Muttenz, February 5, 2015
Media release - Medienmitteilung - Communiqué de presse
Valora to match 2014 guidance - Selling process of Valora Trade opens up new possibilities for division
- Valora's 2014 EBIT in line with expectations
- Valora's exit from Trade business completes Group strategy of focusing on core business, will result in impairment charges to 2014 results
- Projected operating profit from continuing operations (including Naville) CHF 45-50 million for 2015 and CHF 65-70 million for 2016 based on €/CHF parity
- Measures to best possible offset exchange-rate effects of some CHF 10 million at €/CHF parity now in preparation
Valora Group focuses on its core business
The transformation at Valora following the sale of its Services division is progressing.
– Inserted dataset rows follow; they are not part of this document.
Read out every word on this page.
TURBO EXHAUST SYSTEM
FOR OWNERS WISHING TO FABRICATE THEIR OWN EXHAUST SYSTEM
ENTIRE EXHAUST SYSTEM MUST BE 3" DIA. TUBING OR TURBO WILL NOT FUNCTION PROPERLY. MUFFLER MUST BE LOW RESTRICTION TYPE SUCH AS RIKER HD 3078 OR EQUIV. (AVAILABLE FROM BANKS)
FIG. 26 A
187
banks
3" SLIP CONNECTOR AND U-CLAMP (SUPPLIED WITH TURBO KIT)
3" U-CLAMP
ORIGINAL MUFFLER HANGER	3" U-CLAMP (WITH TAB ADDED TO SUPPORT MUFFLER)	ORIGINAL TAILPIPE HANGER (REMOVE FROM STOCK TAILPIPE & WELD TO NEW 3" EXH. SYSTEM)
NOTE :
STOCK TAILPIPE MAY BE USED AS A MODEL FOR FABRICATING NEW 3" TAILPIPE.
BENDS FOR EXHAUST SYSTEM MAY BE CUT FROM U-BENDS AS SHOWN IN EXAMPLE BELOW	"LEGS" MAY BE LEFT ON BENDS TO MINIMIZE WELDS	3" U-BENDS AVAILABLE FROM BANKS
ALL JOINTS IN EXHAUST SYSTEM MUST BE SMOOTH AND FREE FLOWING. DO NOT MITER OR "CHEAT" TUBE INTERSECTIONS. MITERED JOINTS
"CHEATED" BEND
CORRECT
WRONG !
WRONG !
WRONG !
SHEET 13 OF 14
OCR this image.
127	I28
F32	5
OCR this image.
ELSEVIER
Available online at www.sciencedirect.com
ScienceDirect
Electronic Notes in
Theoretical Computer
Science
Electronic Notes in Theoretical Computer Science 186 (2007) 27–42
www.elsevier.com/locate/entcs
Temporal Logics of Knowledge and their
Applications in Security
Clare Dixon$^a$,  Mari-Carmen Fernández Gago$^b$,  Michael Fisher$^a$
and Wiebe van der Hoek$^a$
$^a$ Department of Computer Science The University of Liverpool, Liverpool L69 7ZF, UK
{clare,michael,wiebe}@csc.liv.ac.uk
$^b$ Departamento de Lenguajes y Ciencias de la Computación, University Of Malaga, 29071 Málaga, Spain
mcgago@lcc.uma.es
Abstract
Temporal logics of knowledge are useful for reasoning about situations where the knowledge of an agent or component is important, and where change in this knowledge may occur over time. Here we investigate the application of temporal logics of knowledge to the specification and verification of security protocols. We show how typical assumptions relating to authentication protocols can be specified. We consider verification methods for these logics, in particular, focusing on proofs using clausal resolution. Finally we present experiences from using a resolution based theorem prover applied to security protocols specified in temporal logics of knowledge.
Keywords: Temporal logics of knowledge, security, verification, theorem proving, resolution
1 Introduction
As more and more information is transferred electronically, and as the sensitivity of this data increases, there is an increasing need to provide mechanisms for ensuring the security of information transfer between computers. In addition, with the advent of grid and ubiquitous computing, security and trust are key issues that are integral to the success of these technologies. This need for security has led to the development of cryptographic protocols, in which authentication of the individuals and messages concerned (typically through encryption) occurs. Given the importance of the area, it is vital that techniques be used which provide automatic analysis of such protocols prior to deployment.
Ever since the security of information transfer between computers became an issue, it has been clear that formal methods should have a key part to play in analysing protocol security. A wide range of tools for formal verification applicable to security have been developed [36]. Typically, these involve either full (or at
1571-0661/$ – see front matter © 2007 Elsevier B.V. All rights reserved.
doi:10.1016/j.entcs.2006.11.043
Based on a strategic review of the Trade division as of year-end 2014 status, this business will be reclassified as “held for sale”. In deciding to exit the Trade business, Valora’s Board of Directors enables the division to find growth opportunities outside Valora. This reclassification will require an impairment charge to the 2014 results in the low-to-middle two-digit million range.
Once this step has been carried out, Valora’s future operating-profit results will relate exclusively to its Retail and Ditsch/Brezelkönig core businesses.
2014 operating profit in line with expectations
The Group’s continuing transformation process will affect its 2014 results. Net revenues are expected to be around CHF 1,900 million following the reclassification of some CHF 600 million of such revenues at Valora Trade. Despite one-off impairment charges at Retail Germany, the Group’s preliminary 2014 operating profit from continuing operations will exceed CHF 30 million, in line with previous expectations. Valora will also expect to close 2014 with a positive net-profit result.
Outlook for 2015 and 2016
Valora is maintaining its previous projections for Retail Switzerland and Ditsch/Brezelkönig. The strategic initiatives to raise profitability and boost growth are advancing according to plan. While its profitability will be lower than previously anticipated, Retail Germany’s contribution to the Group’s 2015 operating profit will be in the two-digit million range. Overall, Valora expects to generate an operating profit from continuing operations of some CHF 45-50 million in 2015, based on €/CHF parity and including projected special expenditure. This projection includes a contribution from Valora’s Naville acquisition, subject to approval from Switzerland’s Competition Commission. The projected special expenditure of some CHF 7 million includes development costs for promising new products and services as well as integration costs. In 2016, Valora expects to generate an operating profit of CHF 65-70 million. This includes a fall in operating profit of some CHF 10 million due to projected €/CHF parity. Additional measures are being taken to best possible offset this exchange-rate effect.
Further details of Valora’s 2014 financial performance will be announced on March 26, 2015 at the annual results conference.